C’è stato un caso in particolare che ha fatto nascere l’idea del progetto, o è stato qualcosa che è nato gradualmente, man mano che ci si è resi conto di cosa stava succedendo on line?
«Un po’ le due cose assieme. Perché se da un lato c’era un innegabile e crescente uso dell’odio in Rete, allo stesso tempo questo processo ha subìto una spaventosa accelerazione nel nostro Paese nell’ultimo anno, rispetto a quando a luglio abbiamo fondato Odiare Ti Costa. Gli odiatori, inutile nasconderlo, si sono sentiti come legittimati da certa politica, da un certo linguaggio di certa politica. L’uso di certi temi, di certi argomenti ha dato loro sempre più spazio e sempre più benzina al loro odio. Che hanno iniziato a sfogare in maniera sempre più sistematica e sempre più atroce».

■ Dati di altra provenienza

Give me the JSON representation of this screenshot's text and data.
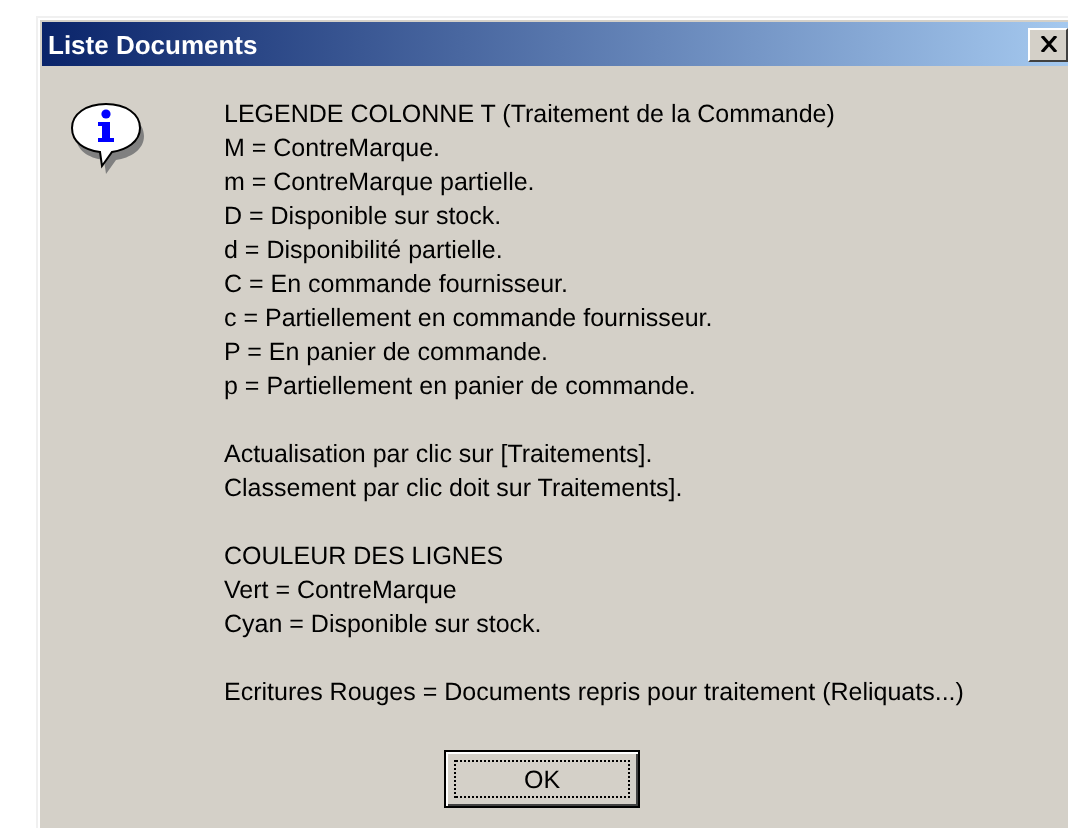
{
  "window": {
    "title": "Liste Documents"
  },
  "message": {
    "paragraphs": [
      [
        "LEGENDE COLONNE T (Traitement de la Commande)",
        "M = ContreMarque.",
        "m = ContreMarque partielle.",
        "D = Disponible sur stock.",
        "d = Disponibilité partielle.",
        "C = En commande fournisseur.",
        "c = Partiellement en commande fournisseur.",
        "P = En panier de commande.",
        "p = Partiellement en panier de commande."
      ],
      [
        "Actualisation par clic sur [Traitements].",
        "Classement par clic doit sur Traitements]."
      ],
      [
        "COULEUR DES LIGNES",
        "Vert = ContreMarque",
        "Cyan = Disponible sur stock."
      ],
      [
        "Ecritures Rouges = Documents repris pour traitement (Reliquats...)"
      ]
    ]
  },
  "buttons": [
    {
      "label": "OK"
    }
  ]
}
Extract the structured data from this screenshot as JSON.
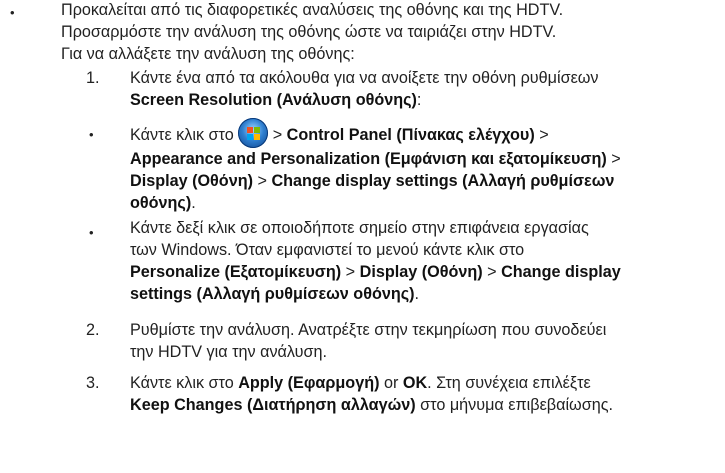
{
  "intro": {
    "bullet": "•",
    "line1": "Προκαλείται από τις διαφορετικές αναλύσεις της οθόνης και της HDTV.",
    "line2": "Προσαρμόστε την ανάλυση της οθόνης ώστε να ταιριάζει στην HDTV.",
    "line3": "Για να αλλάξετε την ανάλυση της οθόνης:"
  },
  "step1": {
    "number": "1.",
    "line1": "Κάντε ένα από τα ακόλουθα για να ανοίξετε την οθόνη ρυθμίσεων",
    "line2_bold": "Screen Resolution (Ανάλυση οθόνης)",
    "line2_tail": ":"
  },
  "sub1": {
    "bullet": "•",
    "pre": "Κάντε κλικ στο",
    "sep": ">",
    "control_panel": "Control Panel (Πίνακας ελέγχου)",
    "appearance": "Appearance and Personalization (Εμφάνιση και εξατομίκευση)",
    "display": "Display (Οθόνη)",
    "change_a": "Change display settings (Αλλαγή ρυθμίσεων",
    "change_b": "οθόνης)",
    "end": "."
  },
  "sub2": {
    "bullet": "•",
    "line1": "Κάντε δεξί κλικ σε οποιοδήποτε σημείο στην επιφάνεια εργασίας",
    "line2": "των Windows. Όταν εμφανιστεί το μενού κάντε κλικ στο",
    "personalize": "Personalize (Εξατομίκευση)",
    "sep": ">",
    "display": "Display (Οθόνη)",
    "change_a": "Change display",
    "change_b": "settings (Αλλαγή ρυθμίσεων οθόνης)",
    "end": "."
  },
  "step2": {
    "number": "2.",
    "line1": "Ρυθμίστε την ανάλυση. Ανατρέξτε στην τεκμηρίωση που συνοδεύει",
    "line2": "την HDTV για την ανάλυση."
  },
  "step3": {
    "number": "3.",
    "pre": "Κάντε κλικ στο",
    "apply": "Apply (Εφαρμογή)",
    "or": "or",
    "ok": "OK",
    "post": ". Στη συνέχεια επιλέξτε",
    "keep": "Keep Changes (Διατήρηση αλλαγών)",
    "end": "στο μήνυμα επιβεβαίωσης."
  },
  "icons": {
    "start": "windows-start-orb-icon"
  }
}
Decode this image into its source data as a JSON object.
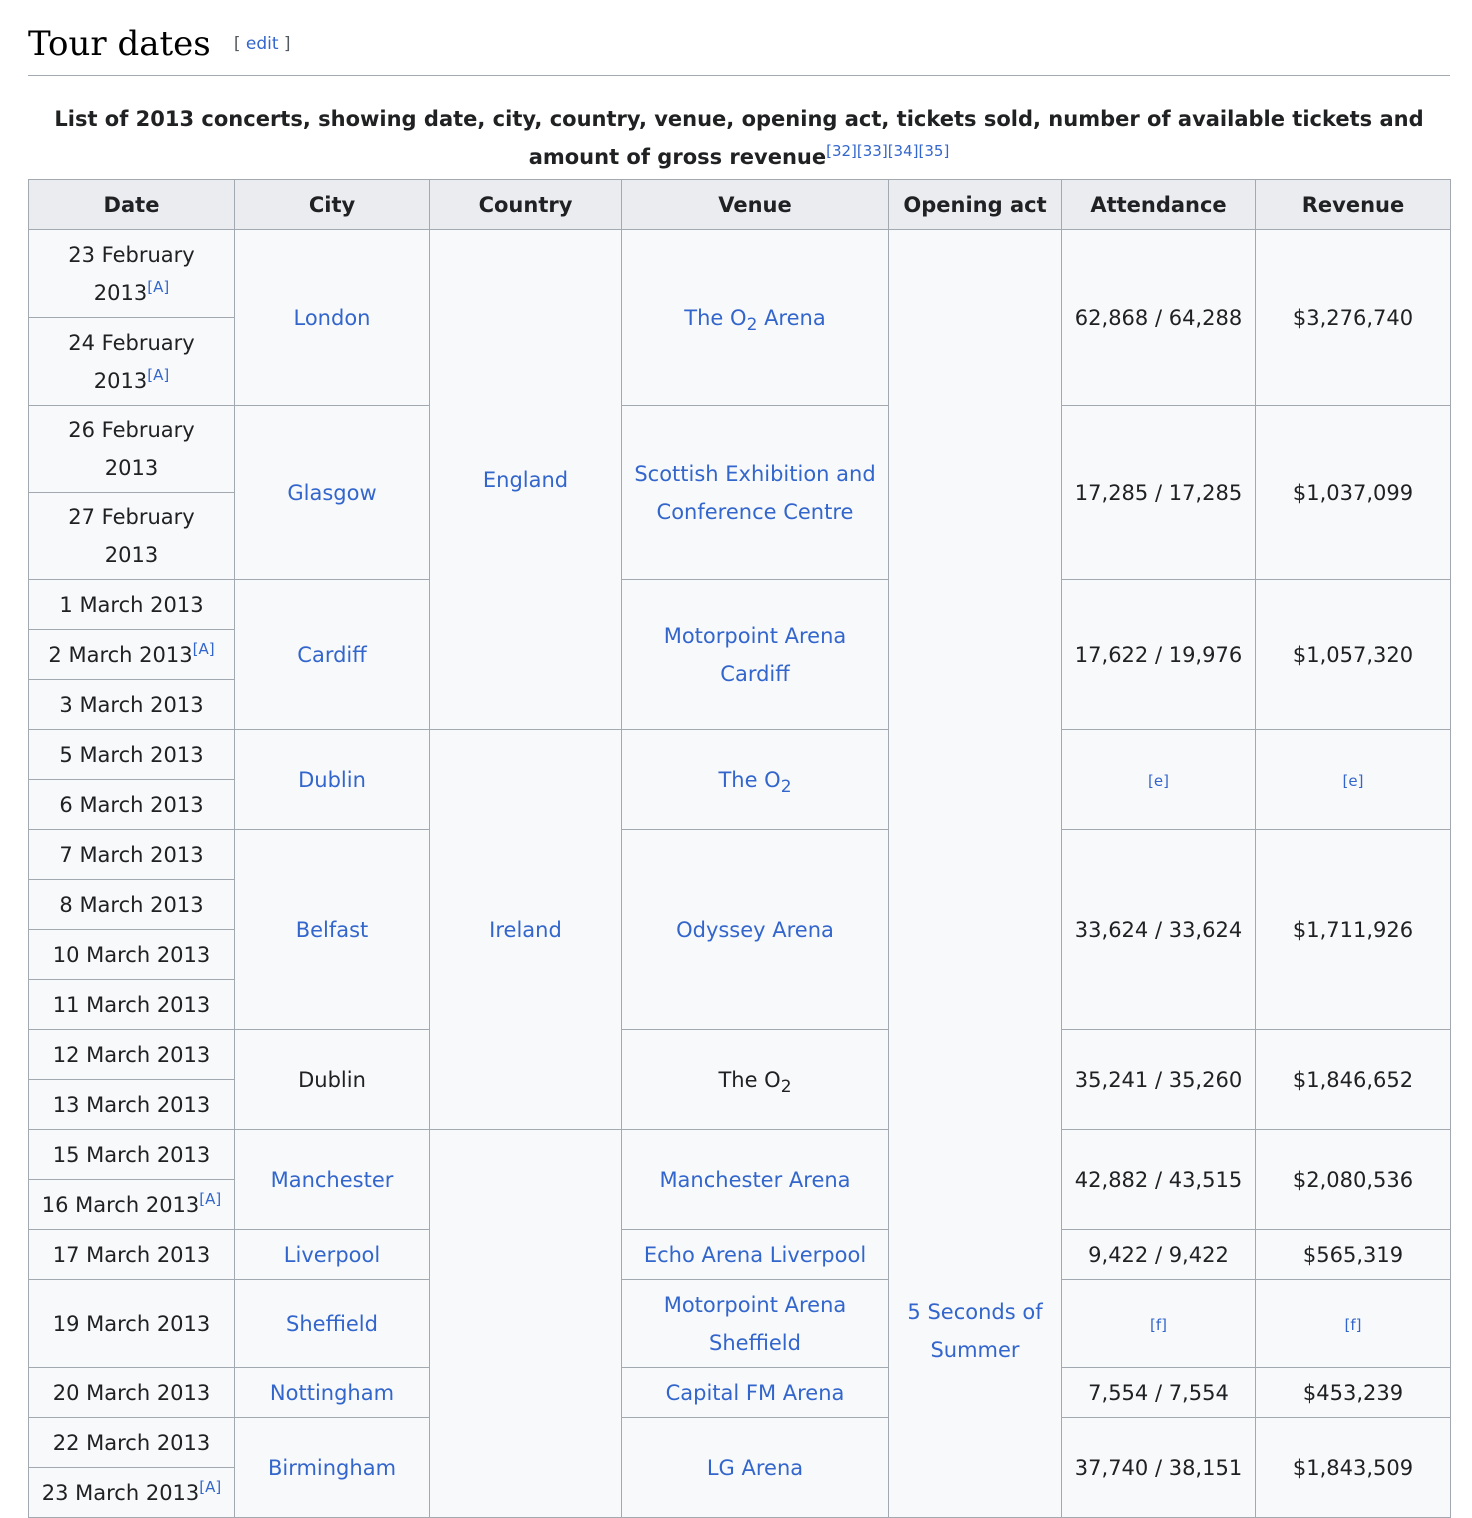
{
  "section": {
    "title": "Tour dates",
    "edit_open": "[ ",
    "edit_label": "edit",
    "edit_close": " ]"
  },
  "caption": {
    "text": "List of 2013 concerts, showing date, city, country, venue, opening act, tickets sold, number of available tickets and amount of gross revenue",
    "refs": [
      "[32]",
      "[33]",
      "[34]",
      "[35]"
    ]
  },
  "table": {
    "headers": [
      "Date",
      "City",
      "Country",
      "Venue",
      "Opening act",
      "Attendance",
      "Revenue"
    ],
    "dates": [
      {
        "text": "23 February 2013",
        "ref": "[A]"
      },
      {
        "text": "24 February 2013",
        "ref": "[A]"
      },
      {
        "text": "26 February 2013",
        "ref": ""
      },
      {
        "text": "27 February 2013",
        "ref": ""
      },
      {
        "text": "1 March 2013",
        "ref": ""
      },
      {
        "text": "2 March 2013",
        "ref": "[A]"
      },
      {
        "text": "3 March 2013",
        "ref": ""
      },
      {
        "text": "5 March 2013",
        "ref": ""
      },
      {
        "text": "6 March 2013",
        "ref": ""
      },
      {
        "text": "7 March 2013",
        "ref": ""
      },
      {
        "text": "8 March 2013",
        "ref": ""
      },
      {
        "text": "10 March 2013",
        "ref": ""
      },
      {
        "text": "11 March 2013",
        "ref": ""
      },
      {
        "text": "12 March 2013",
        "ref": ""
      },
      {
        "text": "13 March 2013",
        "ref": ""
      },
      {
        "text": "15 March 2013",
        "ref": ""
      },
      {
        "text": "16 March 2013",
        "ref": "[A]"
      },
      {
        "text": "17 March 2013",
        "ref": ""
      },
      {
        "text": "19 March 2013",
        "ref": ""
      },
      {
        "text": "20 March 2013",
        "ref": ""
      },
      {
        "text": "22 March 2013",
        "ref": ""
      },
      {
        "text": "23 March 2013",
        "ref": "[A]"
      }
    ],
    "cities": [
      "London",
      "Glasgow",
      "Cardiff",
      "Dublin",
      "Belfast",
      "Dublin",
      "Manchester",
      "Liverpool",
      "Sheffield",
      "Nottingham",
      "Birmingham"
    ],
    "countries": [
      "England",
      "Ireland"
    ],
    "venues": [
      {
        "text": "The O",
        "sub": "2",
        "after": " Arena"
      },
      {
        "text": "Scottish Exhibition and Conference Centre"
      },
      {
        "text": "Motorpoint Arena Cardiff"
      },
      {
        "text": "The O",
        "sub": "2",
        "after": ""
      },
      {
        "text": "Odyssey Arena"
      },
      {
        "text": "The O",
        "sub": "2",
        "after": ""
      },
      {
        "text": "Manchester Arena"
      },
      {
        "text": "Echo Arena Liverpool"
      },
      {
        "text": "Motorpoint Arena Sheffield"
      },
      {
        "text": "Capital FM Arena"
      },
      {
        "text": "LG Arena"
      }
    ],
    "opening_act": "5 Seconds of Summer",
    "attendance": [
      "62,868 / 64,288",
      "17,285 / 17,285",
      "17,622 / 19,976",
      "[e]",
      "33,624 / 33,624",
      "35,241 / 35,260",
      "42,882 / 43,515",
      "9,422 / 9,422",
      "[f]",
      "7,554 / 7,554",
      "37,740 / 38,151"
    ],
    "revenue": [
      "$3,276,740",
      "$1,037,099",
      "$1,057,320",
      "[e]",
      "$1,711,926",
      "$1,846,652",
      "$2,080,536",
      "$565,319",
      "[f]",
      "$453,239",
      "$1,843,509"
    ]
  }
}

Il nome non è un caso: si vuole far capire che odiare “costa” nel senso letterale della parola, in senso economico. È così?
«Sì esatto. Attenzione però. Come ho già detto prima, l’obiettivo non è colpire l’odio come sentimento. Provare dei sentimenti è legittimo, non è quindi, come ha cercato di far credere qualcuno, un attacco alla libertà di odiare o di esprimersi. Quando parliamo di odio parliamo di diffamazione, di calunnia, di ingiuria, parliamo di bullismo e cyberbullismo, parliamo di una forma di manifestazione dell’odio, quella online, che il legislatore non ha nemmeno ancora ben codificato. Ecco, è di questo che parliamo quando parliamo di Odiare ti Costa. Fatta questa premessa sì, quando parliamo di costo intendiamo proprio quello economico. Il nostro ragionamento è semplice: applicare il meccanismo del danno e del risarcimento anche all’odio in Rete. Tu danneggi la mia immagine e reputazione diffamandomi sul web? Adesso risarcisci il danno che mi hai arrecato. Perché vedi, molta gente di beccarsi la querela e magari una condanna penale a pochi mesi, che poi nemmeno sconta, per diffamazione è anche orgogliosa. Se ne vanta. Ma se tocchi questa gente nel portafogli allora la cosa cambia. Lì ci pensano due volte. Anzi, più di due. Se lo sfogo di un minuto, se la scrittura di un insulto rischia di costarti migliaia di euro, magari ti rendi conto che non ne vale poi così tanto la pena».
Al progetto è legata anche una petizione che chiede una legge contro l’odio in rete. Che caratteristiche dovrebbe avere una legge di questo tipo?
«Molto semplicemente deve definire l’hate speech, dare un perimetro legislativo e una definizione ai discorsi d’odio. Sebbene si tratti di un’espressione diffusa, non esiste una definizione univoca di hate speech (o discorsi d’odio), e questo perché in tutto il mondo è ancora in corso un dibattito giuridico, ma anche politico-filosofico su quali siano i confini della libertà di espressione. Una legge sull’hate speech deve trovare questi confini e poter permettere di individuare e quindi poter contrastare, con gli strumenti della giustizia, questa nuova forma di odio. Includendo, ovviamente, altre intollerabili forme di distorsione della realtà come le fake news e obbligando le varie piattaforme a rimuovere immediatamente i contenuti di cui stiamo parlando».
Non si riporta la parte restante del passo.